An even more impressive example involves the experience of time. If two dots alternately blink on and off next to each other slowly, a person will see them as two blinking dots. However, if the dots blink quickly, the person sees one dot moving from side to side! The preconscious mind 'fills in the gap' between the two dots. Even more intriguing, if the dots are of different colors, the consciousness still sees one dot, but it changes color in the middle -- before the second dot has even appeared! This does not reflect psychic abilities, but rather that even the flow of time itself is subject to preconscious editing.
(I am unable to present a visual illustration of this effect. Those interested can consult D.C. Dennett's Consciousness Explained, chapters 5 and 6, also quoted in Paul Davies' About Time, chapter 13.)
There are many other examples of preconscious processing of the senses. With hearing, the brain automatically filters out background noise, but highlights "interesting" sounds. The "cocktail effect" is when you are oblivious to a conversation occurring next to you, but as soon as someone in that conversation says your name, your attention is immediately shifted. Scientists have countless other examples of the edited nature of consciousness.
I have found that my senses are easily fooled. Not only do they see stars as tiny dots, and are preconsciously edited, but many times I have looked at something, and then when I saw it from a different angle, realized that I had totally misinterpreted it.
Because light moves at different speeds through different substances, light can "bend" or "refract" causing peculiar visual effects. If I put a stick halfway into water, the stick looks bent; in the summer heat, I sometimes see a mirage of nonexistent "water" on the road ahead of me. In some areas, mirages (from the French word for "seeing one's reflection in a mirror") are even more spectacular, with ships appearing to float in the air, the setting sun appearing to be square, and lighthouses appearing to rise from the water. These images are confusing if I assume that what I see is what is "really out there." What I see is a pattern in my mind.
Our sense of touch can also be fooled.

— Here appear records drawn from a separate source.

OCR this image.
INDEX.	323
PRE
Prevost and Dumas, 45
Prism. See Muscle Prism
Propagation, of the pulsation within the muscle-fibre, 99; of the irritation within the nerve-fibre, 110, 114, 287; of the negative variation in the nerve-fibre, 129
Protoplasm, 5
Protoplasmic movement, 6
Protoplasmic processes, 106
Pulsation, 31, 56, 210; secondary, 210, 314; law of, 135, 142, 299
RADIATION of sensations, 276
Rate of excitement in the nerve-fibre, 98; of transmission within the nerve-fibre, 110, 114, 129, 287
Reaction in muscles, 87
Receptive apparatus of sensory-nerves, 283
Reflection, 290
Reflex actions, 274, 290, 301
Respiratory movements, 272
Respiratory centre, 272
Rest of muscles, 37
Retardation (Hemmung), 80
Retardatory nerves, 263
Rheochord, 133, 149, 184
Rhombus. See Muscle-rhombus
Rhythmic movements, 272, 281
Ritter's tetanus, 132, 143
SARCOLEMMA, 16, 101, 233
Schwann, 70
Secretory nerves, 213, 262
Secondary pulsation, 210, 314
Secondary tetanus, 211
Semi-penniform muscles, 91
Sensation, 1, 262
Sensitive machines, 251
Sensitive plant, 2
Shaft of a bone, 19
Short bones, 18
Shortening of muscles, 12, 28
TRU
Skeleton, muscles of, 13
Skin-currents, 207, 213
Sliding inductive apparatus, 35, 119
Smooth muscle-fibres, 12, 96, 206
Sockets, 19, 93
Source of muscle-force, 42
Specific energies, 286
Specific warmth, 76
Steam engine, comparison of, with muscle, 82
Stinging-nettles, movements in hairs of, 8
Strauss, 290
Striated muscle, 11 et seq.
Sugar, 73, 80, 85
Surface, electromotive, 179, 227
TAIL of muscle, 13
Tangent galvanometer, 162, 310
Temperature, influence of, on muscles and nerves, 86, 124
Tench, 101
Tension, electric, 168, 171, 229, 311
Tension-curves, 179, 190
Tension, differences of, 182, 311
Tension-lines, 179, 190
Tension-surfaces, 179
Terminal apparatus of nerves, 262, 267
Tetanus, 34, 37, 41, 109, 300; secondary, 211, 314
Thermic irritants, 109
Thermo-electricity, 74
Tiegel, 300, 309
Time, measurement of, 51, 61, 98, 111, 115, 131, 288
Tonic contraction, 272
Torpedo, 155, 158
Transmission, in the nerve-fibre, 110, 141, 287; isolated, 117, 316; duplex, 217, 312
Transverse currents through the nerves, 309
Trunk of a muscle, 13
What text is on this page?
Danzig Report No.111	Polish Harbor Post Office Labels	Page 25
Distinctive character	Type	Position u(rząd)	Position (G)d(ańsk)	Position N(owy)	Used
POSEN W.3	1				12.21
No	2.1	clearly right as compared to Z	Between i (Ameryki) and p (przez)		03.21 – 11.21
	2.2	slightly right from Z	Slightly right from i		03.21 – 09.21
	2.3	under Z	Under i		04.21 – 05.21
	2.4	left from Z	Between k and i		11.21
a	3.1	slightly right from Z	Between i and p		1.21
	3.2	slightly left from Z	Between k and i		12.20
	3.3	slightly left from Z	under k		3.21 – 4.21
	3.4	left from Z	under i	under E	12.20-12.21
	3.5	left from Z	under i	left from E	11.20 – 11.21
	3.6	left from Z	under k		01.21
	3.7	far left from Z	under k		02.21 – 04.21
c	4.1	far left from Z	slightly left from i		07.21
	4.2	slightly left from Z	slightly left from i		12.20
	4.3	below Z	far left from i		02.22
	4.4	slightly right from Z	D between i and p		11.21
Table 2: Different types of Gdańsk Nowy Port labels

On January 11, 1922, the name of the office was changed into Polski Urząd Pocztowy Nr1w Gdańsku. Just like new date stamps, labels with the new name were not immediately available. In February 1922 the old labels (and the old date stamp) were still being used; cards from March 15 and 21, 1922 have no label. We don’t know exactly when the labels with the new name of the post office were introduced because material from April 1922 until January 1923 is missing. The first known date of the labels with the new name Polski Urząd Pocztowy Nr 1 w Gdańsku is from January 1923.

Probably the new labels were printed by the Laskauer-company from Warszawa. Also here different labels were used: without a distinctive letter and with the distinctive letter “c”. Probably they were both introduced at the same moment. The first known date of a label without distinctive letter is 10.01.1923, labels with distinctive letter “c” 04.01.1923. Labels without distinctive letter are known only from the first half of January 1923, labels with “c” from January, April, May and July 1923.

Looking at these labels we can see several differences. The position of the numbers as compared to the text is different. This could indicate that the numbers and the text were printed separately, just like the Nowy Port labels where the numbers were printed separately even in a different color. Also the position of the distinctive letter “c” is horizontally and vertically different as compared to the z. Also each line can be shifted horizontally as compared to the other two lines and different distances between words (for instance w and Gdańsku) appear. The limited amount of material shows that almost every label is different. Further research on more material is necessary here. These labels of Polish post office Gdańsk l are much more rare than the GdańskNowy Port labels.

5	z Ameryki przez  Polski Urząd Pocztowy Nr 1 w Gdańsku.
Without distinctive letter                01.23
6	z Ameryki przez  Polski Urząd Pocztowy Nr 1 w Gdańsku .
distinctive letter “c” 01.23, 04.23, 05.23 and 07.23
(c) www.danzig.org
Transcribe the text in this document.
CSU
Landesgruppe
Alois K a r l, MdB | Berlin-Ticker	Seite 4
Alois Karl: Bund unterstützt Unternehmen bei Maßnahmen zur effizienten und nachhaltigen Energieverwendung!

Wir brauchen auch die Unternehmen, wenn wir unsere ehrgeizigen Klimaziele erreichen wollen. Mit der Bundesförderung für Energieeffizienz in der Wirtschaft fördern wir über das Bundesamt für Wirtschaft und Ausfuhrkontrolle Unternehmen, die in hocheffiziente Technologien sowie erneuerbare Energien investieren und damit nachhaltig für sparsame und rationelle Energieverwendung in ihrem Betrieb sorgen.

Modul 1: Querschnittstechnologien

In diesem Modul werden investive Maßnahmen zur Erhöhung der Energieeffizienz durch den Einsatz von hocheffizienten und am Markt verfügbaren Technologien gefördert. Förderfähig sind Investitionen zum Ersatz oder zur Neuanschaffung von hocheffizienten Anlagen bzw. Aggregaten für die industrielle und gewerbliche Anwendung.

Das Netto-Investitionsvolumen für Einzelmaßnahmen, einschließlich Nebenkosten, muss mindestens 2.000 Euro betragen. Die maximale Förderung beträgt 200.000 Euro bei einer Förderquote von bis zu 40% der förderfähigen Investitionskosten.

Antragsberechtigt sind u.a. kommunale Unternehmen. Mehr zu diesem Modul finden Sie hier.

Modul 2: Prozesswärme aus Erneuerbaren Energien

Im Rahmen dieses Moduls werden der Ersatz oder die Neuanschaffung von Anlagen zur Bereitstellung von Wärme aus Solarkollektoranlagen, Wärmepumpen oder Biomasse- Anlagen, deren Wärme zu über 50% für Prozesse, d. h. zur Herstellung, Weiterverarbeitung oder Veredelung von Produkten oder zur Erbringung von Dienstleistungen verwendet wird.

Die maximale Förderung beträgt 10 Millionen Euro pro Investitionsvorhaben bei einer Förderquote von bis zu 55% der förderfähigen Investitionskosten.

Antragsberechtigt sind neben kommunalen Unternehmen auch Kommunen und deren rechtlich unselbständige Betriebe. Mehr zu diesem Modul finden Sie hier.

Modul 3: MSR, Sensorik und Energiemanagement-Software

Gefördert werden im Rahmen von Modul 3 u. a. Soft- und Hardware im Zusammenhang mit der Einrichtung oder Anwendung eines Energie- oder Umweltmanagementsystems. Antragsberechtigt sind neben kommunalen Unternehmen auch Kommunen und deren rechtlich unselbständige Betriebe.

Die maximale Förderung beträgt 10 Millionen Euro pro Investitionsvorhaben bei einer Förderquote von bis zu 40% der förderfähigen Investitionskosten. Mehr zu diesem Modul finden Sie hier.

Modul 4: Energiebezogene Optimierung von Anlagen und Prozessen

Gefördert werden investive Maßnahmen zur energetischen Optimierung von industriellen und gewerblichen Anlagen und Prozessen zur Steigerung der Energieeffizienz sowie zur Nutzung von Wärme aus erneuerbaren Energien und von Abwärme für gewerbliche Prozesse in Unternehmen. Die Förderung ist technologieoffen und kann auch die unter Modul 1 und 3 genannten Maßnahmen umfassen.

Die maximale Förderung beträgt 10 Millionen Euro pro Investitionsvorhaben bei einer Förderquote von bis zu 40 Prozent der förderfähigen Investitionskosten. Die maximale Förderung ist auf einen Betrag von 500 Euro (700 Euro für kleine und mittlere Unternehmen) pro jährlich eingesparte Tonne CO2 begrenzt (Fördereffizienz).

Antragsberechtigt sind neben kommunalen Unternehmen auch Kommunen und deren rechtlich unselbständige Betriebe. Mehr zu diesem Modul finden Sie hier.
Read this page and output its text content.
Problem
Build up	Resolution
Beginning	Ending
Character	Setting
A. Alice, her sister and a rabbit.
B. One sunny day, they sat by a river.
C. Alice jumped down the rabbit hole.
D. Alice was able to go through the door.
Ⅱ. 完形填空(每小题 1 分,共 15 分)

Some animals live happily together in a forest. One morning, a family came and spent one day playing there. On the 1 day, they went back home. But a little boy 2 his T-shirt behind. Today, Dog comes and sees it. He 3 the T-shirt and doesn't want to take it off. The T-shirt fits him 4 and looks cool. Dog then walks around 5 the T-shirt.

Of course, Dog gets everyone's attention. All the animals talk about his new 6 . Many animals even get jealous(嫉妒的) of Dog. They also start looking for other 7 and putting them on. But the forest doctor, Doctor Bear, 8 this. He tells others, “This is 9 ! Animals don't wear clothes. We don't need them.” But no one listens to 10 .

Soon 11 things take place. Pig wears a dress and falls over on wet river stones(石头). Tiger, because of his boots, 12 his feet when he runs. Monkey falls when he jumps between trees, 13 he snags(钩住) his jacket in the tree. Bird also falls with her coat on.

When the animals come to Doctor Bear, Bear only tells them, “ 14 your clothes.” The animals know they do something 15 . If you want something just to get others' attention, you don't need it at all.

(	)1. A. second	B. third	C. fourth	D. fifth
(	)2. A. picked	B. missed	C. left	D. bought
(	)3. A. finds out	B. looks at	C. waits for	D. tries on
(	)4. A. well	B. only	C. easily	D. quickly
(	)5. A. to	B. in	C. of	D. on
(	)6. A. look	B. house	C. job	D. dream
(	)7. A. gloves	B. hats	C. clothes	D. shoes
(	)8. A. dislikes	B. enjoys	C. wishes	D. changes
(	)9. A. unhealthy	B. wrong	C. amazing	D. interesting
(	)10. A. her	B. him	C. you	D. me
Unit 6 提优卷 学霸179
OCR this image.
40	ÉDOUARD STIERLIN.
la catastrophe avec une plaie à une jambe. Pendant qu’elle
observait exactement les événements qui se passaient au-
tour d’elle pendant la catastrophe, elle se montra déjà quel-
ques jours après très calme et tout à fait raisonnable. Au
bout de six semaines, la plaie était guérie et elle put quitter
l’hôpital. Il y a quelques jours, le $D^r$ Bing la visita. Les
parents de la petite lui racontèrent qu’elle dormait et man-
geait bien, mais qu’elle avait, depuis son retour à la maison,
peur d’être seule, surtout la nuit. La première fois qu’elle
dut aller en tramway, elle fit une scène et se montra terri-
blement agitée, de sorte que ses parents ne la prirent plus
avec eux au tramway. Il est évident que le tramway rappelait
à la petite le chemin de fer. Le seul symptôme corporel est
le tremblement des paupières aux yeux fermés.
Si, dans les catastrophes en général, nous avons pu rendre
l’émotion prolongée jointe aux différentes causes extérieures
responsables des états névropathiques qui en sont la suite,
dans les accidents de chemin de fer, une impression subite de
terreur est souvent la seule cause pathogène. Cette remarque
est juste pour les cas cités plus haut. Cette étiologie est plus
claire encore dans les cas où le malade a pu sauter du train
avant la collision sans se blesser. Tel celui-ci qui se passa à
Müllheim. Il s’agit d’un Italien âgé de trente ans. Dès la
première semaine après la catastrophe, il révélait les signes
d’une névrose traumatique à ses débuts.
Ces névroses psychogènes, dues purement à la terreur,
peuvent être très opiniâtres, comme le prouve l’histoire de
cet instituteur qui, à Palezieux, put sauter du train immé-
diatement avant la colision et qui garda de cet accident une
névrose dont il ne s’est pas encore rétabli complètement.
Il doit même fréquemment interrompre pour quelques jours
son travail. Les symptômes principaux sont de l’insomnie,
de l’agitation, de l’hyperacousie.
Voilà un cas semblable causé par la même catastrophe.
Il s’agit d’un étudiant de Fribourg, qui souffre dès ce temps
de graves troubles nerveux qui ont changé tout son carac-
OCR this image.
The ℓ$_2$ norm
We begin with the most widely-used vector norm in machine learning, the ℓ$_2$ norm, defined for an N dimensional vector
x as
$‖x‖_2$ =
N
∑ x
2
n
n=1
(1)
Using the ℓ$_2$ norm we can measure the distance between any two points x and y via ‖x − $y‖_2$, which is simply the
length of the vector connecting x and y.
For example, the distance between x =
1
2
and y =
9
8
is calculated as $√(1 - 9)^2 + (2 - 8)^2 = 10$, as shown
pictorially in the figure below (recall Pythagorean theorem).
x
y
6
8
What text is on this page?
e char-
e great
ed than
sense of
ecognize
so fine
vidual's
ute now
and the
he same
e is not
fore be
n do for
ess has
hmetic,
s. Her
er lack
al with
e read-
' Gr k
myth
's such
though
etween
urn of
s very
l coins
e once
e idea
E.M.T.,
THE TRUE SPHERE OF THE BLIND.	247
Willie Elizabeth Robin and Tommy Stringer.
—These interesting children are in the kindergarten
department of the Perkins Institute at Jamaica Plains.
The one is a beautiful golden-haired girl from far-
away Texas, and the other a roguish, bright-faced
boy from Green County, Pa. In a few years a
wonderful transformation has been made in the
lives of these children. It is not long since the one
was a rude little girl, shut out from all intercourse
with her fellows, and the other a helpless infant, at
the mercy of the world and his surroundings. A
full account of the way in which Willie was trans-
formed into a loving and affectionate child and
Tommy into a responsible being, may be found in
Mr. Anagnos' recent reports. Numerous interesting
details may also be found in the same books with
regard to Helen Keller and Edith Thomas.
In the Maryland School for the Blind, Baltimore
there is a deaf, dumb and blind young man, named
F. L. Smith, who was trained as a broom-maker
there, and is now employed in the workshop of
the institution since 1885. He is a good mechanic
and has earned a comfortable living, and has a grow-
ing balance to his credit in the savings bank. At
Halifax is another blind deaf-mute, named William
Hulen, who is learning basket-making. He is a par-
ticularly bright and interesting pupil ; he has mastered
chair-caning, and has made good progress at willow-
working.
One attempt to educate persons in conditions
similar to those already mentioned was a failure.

Many people who have had a limb amputated feel itches in the missing limb. Another example is the feeling of hot and cold, which seems to measure temperature, but does not. If I touch a piece of metal and a piece of cloth in the same room, the metal feels colder, even though both are the same (room) temperature. The sense of touch actually relates to heat flow. Because metal conducts heat better than cloth does, more heat flows from my finger into the metal, and it feels "colder."
Further, all my senses are merely electrical and chemical impulses in my brain. It would be possible to create everything I perceive with the right combination of electrical impulses, and I would have no way to distinguish true reality from the virtual reality built for me.